If you're interested I can hunt a bit deeper and see if I can find specific numbers etc.
Bottom line, it's a quick frame.


----------



## andy monty (Dec 29, 2007)

chunkytfg said:


> I had my heart set on a Planet X TT bike as my treat for the year but after seeing this i've changed my mind!!!


Pah if the roads round here get any worse you'd be better off with one of these

http://www.on-one.co.uk/i/q/PBOOC456X9/on_one_carbon_456_x9_complete_bike


----------



## dubnut71 (Jul 25, 2006)

S63 said:


> Or in Dubnuts case + 2


Yup J its a sad fact, have another one on the way next week, its getting a bit Crowded.

Chunks having a TT bike is just that extra step, its an itch you just have to scratch!!!!!!:thumb:


----------



## chunkytfg (Feb 1, 2009)

andy monty said:


> Pah if the roads round here get any worse you'd be better off with one of these
> 
> http://www.on-one.co.uk/i/q/PBOOC456X9/on_one_carbon_456_x9_complete_bike


Nah prefer the road bikes!
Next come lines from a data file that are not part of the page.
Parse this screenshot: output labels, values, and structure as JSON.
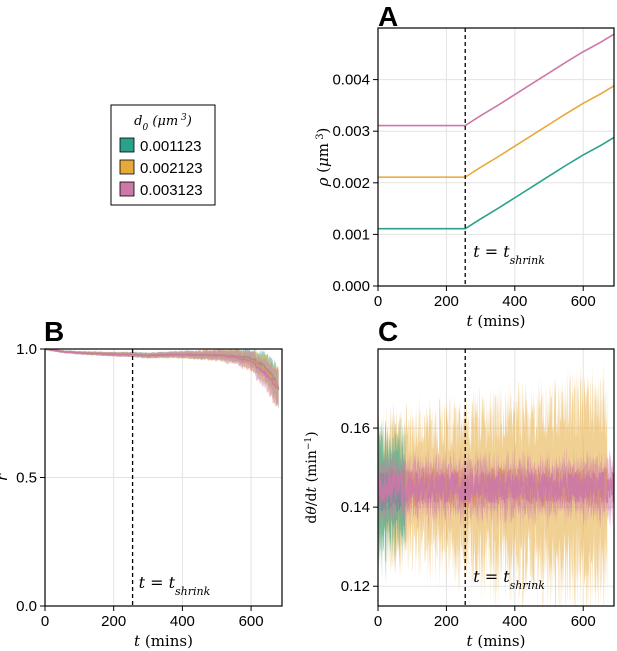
{
  "panel_labels": [
    "A",
    "B",
    "C"
  ],
  "legend": {
    "title_html": "d<tspan baseline-shift='sub' font-size='9'>0</tspan> (μm<tspan baseline-shift='super' font-size='9'> 3</tspan>)",
    "entries": [
      {
        "label": "0.001123",
        "color": "#2aa18a"
      },
      {
        "label": "0.002123",
        "color": "#e6a93a"
      },
      {
        "label": "0.003123",
        "color": "#cc79a7"
      }
    ]
  },
  "shrink_annotation": "t = t_shrink",
  "colors": {
    "green": "#2aa18a",
    "orange": "#e6a93a",
    "pink": "#cc79a7"
  },
  "chart_data": [
    {
      "id": "A",
      "type": "line",
      "xlabel": "t (mins)",
      "ylabel": "ρ (μm ³)",
      "xlim": [
        0,
        690
      ],
      "ylim": [
        0,
        0.005
      ],
      "xticks": [
        0,
        200,
        400,
        600
      ],
      "yticks": [
        0.0,
        0.001,
        0.002,
        0.003,
        0.004
      ],
      "ytick_labels": [
        "0.000",
        "0.001",
        "0.002",
        "0.003",
        "0.004"
      ],
      "vline_x": 255,
      "series": [
        {
          "color": "#2aa18a",
          "x": [
            0,
            255,
            300,
            350,
            400,
            450,
            500,
            550,
            600,
            650,
            690
          ],
          "y": [
            0.00111,
            0.00111,
            0.0013,
            0.0015,
            0.00171,
            0.00192,
            0.00213,
            0.00234,
            0.00254,
            0.00272,
            0.00288
          ]
        },
        {
          "color": "#e6a93a",
          "x": [
            0,
            255,
            300,
            350,
            400,
            450,
            500,
            550,
            600,
            650,
            690
          ],
          "y": [
            0.00211,
            0.00211,
            0.0023,
            0.0025,
            0.00271,
            0.00292,
            0.00313,
            0.00334,
            0.00354,
            0.00372,
            0.00388
          ]
        },
        {
          "color": "#cc79a7",
          "x": [
            0,
            255,
            300,
            350,
            400,
            450,
            500,
            550,
            600,
            650,
            690
          ],
          "y": [
            0.00311,
            0.00311,
            0.0033,
            0.0035,
            0.00371,
            0.00392,
            0.00413,
            0.00434,
            0.00454,
            0.00472,
            0.00488
          ]
        }
      ]
    },
    {
      "id": "B",
      "type": "line",
      "xlabel": "t (mins)",
      "ylabel": "r",
      "xlim": [
        0,
        690
      ],
      "ylim": [
        0,
        1.0
      ],
      "xticks": [
        0,
        200,
        400,
        600
      ],
      "yticks": [
        0.0,
        0.5,
        1.0
      ],
      "ytick_labels": [
        "0.0",
        "0.5",
        "1.0"
      ],
      "vline_x": 255,
      "series": [
        {
          "color": "#2aa18a",
          "x": [
            0,
            50,
            100,
            150,
            200,
            255,
            300,
            350,
            400,
            450,
            500,
            550,
            600,
            630,
            660,
            680
          ],
          "y": [
            1.0,
            0.99,
            0.985,
            0.983,
            0.98,
            0.979,
            0.975,
            0.978,
            0.979,
            0.978,
            0.977,
            0.975,
            0.965,
            0.94,
            0.9,
            0.85
          ],
          "band": [
            0.004,
            0.005,
            0.006,
            0.007,
            0.008,
            0.009,
            0.01,
            0.01,
            0.012,
            0.014,
            0.016,
            0.02,
            0.03,
            0.045,
            0.06,
            0.07
          ]
        },
        {
          "color": "#e6a93a",
          "x": [
            0,
            50,
            100,
            150,
            200,
            255,
            300,
            350,
            400,
            450,
            500,
            550,
            600,
            630,
            660,
            680
          ],
          "y": [
            1.0,
            0.99,
            0.985,
            0.982,
            0.98,
            0.978,
            0.974,
            0.977,
            0.978,
            0.977,
            0.976,
            0.972,
            0.955,
            0.93,
            0.89,
            0.84
          ],
          "band": [
            0.004,
            0.005,
            0.006,
            0.007,
            0.008,
            0.009,
            0.01,
            0.011,
            0.013,
            0.016,
            0.02,
            0.025,
            0.035,
            0.05,
            0.065,
            0.075
          ]
        },
        {
          "color": "#cc79a7",
          "x": [
            0,
            50,
            100,
            150,
            200,
            255,
            300,
            350,
            400,
            450,
            500,
            550,
            600,
            630,
            660,
            680
          ],
          "y": [
            1.0,
            0.99,
            0.985,
            0.982,
            0.979,
            0.978,
            0.974,
            0.977,
            0.978,
            0.977,
            0.975,
            0.97,
            0.95,
            0.92,
            0.88,
            0.84
          ],
          "band": [
            0.004,
            0.005,
            0.006,
            0.007,
            0.008,
            0.009,
            0.01,
            0.011,
            0.013,
            0.016,
            0.02,
            0.026,
            0.036,
            0.05,
            0.065,
            0.075
          ]
        }
      ]
    },
    {
      "id": "C",
      "type": "line",
      "xlabel": "t (mins)",
      "ylabel": "dθ/dt (min⁻¹)",
      "xlim": [
        0,
        690
      ],
      "ylim": [
        0.115,
        0.18
      ],
      "xticks": [
        0,
        200,
        400,
        600
      ],
      "yticks": [
        0.12,
        0.14,
        0.16
      ],
      "ytick_labels": [
        "0.12",
        "0.14",
        "0.16"
      ],
      "vline_x": 255,
      "mean": 0.145,
      "series": [
        {
          "color": "#2aa18a",
          "x_range": [
            0,
            80
          ],
          "mean": 0.144,
          "band": 0.013
        },
        {
          "color": "#e6a93a",
          "x_range": [
            0,
            670
          ],
          "mean": 0.145,
          "band": 0.018
        },
        {
          "color": "#cc79a7",
          "x_range": [
            0,
            690
          ],
          "mean": 0.145,
          "band": 0.006
        }
      ]
    }
  ]
}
Got a Hardtail in the shed that other than the odd oil to stop the drivetrain getting rusty never sees the light of day!


----------



## chunkytfg (Feb 1, 2009)

dubnut71 said:


> Yup J its a sad fact, have another one on the way next week, its getting a bit Crowded.
> 
> Chunks having a TT bike is just that extra step, its an itch you just have to scratch!!!!!!:thumb:


That it is and nowSWMBO is back in work again the saving can be commenced again:thumb:


----------